In [9]:
import torch
import torch.nn as nn
import torch.nn.functional as F
import numpy as np
from torch.utils.data import Dataset, DataLoader, random_split
import hdf5storage
import matplotlib.pyplot as plt
import torch.optim as optim


##### 数据集预处理


In [10]:
dataPath = './data/raw/trainDataDemo.mat'
data = hdf5storage.loadmat(dataPath)
csi_data = data['csiData']
rx_pilot_signal_data = data['rxPilotSignalData']
tx_pilot_signal_data = data['txPilotSignalData']
# 将数据转换为PyTorch张量
csi_tensor = torch.tensor(csi_data, dtype=torch.float32)
rx_pilot_signal_tensor = torch.tensor(rx_pilot_signal_data, dtype=torch.float32)
tx_pilot_signal_tensor = torch.tensor(tx_pilot_signal_data, dtype=torch.float32)

In [11]:
rx_pilot_signal_tensor.shape

torch.Size([500, 52, 14, 2, 2])

In [12]:
class CSIFormerDataset(Dataset):
    
    def __init__(self, dataPath='./data/raw/trainDataDemo.mat'):
        """
        初始化数据集
        :param tx_pilot_signal: 发射导频信号 [data_size, n_subc, n_sym, n_tx, 2]
        :param rx_pilot_signal: 接收导频信号 [data_size, n_subc, n_sym, n_rx, 2]
        :param csi_matrix: CSI矩阵 [data_size, n_subc, n_sym, n_tx, n_rx, 2]
        """
        data = hdf5storage.loadmat(dataPath)
        self.csi_matrix = torch.tensor(data['csiData'], dtype=torch.float32)
        self.rx_pilot_signal = torch.tensor(data['rxPilotSignalData'], dtype=torch.float32)
        self.tx_pilot_signal = torch.tensor(data['txPilotSignalData'], dtype=torch.float32)
        self.data_size,self.n_subc, self.n_sym, self.n_tx, self.n_rx, self.n_ch = self.csi_matrix.shape
    
    def __len__(self):
        """返回数据集大小"""
        return self.data_size

    def __getitem__(self, idx):
        """
        返回单个样本
        :param idx: 样本索引
        :return: 发射导频、接收导频、CSI矩阵
        """
        tx_pilot = self.tx_pilot_signal[idx]     # [n_subc, n_sym, n_tx, 2]
        rx_pilot = self.rx_pilot_signal[idx]     # [n_subc, n_sym, n_rx, 2]
        csi = self.csi_matrix[idx]               # [numSubc, n_sym, n_tx, n_rx, 2]
        return tx_pilot, rx_pilot, csi

In [13]:
###############################################################################
# 第一部分：CSIFormer (编码器)
###############################################################################
class CSIEncoder(nn.Module):
    def __init__(self, d_model=256, nhead=2, n_layers=1, n_tx=2, n_rx=2):
        """
        :param d_model: 输入特征维度
        :param nhead: 多头注意力头数
        :param n_layers: Transformer 层数
        :param n_tx: 发射天线数
        :param n_rx: 接收天线数
        """
        super(CSIEncoder, self).__init__()
        self.d_model = d_model
        self.num_tx = n_tx
        self.num_rx = n_rx

        # 线性层将输入映射到 d_model 维度
        self.input_proj = nn.Linear(n_tx * 2 + n_rx * 2, d_model)
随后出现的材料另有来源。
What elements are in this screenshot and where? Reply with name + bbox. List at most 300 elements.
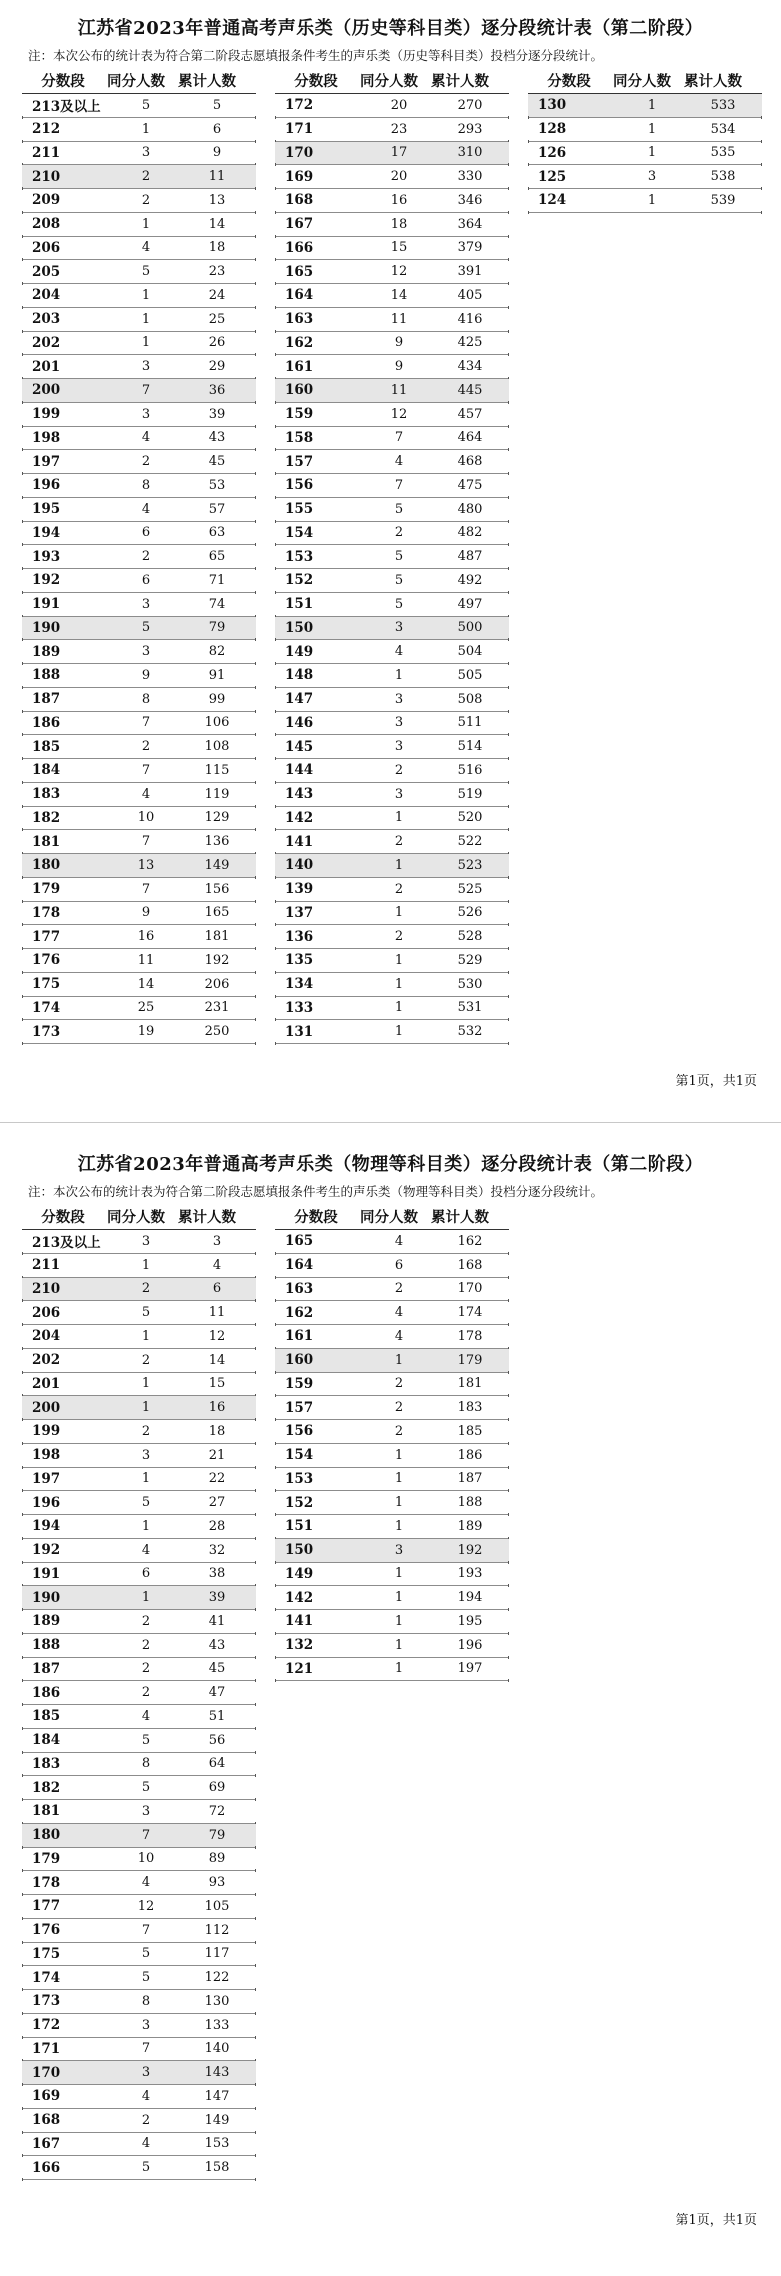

        # Transformer 编码器 (batch_first=True)
        self.transformer_encoder = nn.TransformerEncoder(
            nn.TransformerEncoderLayer(
                d_model=d_model, 
                nhead=nhead, 
                dim_feedforward=2048,
                batch_first=True
            ),
            num_layers=n_layers
        )

        # 输出层，预测 CSI 矩阵
        self.output_proj = nn.Linear(d_model, n_tx * n_rx * 2)

    def forward(self, tx_pilot_signal, rx_pilot_signal):
        """
        :param tx_pilot_signal: [B, n_subc, n_sym, n_tx, 2]
        :param rx_pilot_signal: [B, n_subc, n_sym, n_rx, 2]
        :return: 初步估计的 CSI [B, n_subc, n_sym, n_tx, n_rx, 2]
        """
        batch_size, n_subc, n_sym, _, _ = tx_pilot_signal.shape

        # 将发射导频和接收导频拼接为输入特征 [B, n_subc, n_sym, (n_tx+n_rx)*2]
        tx_pilot_signal = tx_pilot_signal.view(batch_size, n_subc, n_sym, -1)
        rx_pilot_signal = rx_pilot_signal.view(batch_size, n_subc, n_sym, -1)
        input_features = torch.cat([tx_pilot_signal, rx_pilot_signal], dim=-1)

        # 将输入特征映射到 d_model 维度 [B, n_subc, n_sym, d_model]
        input_features = self.input_proj(input_features)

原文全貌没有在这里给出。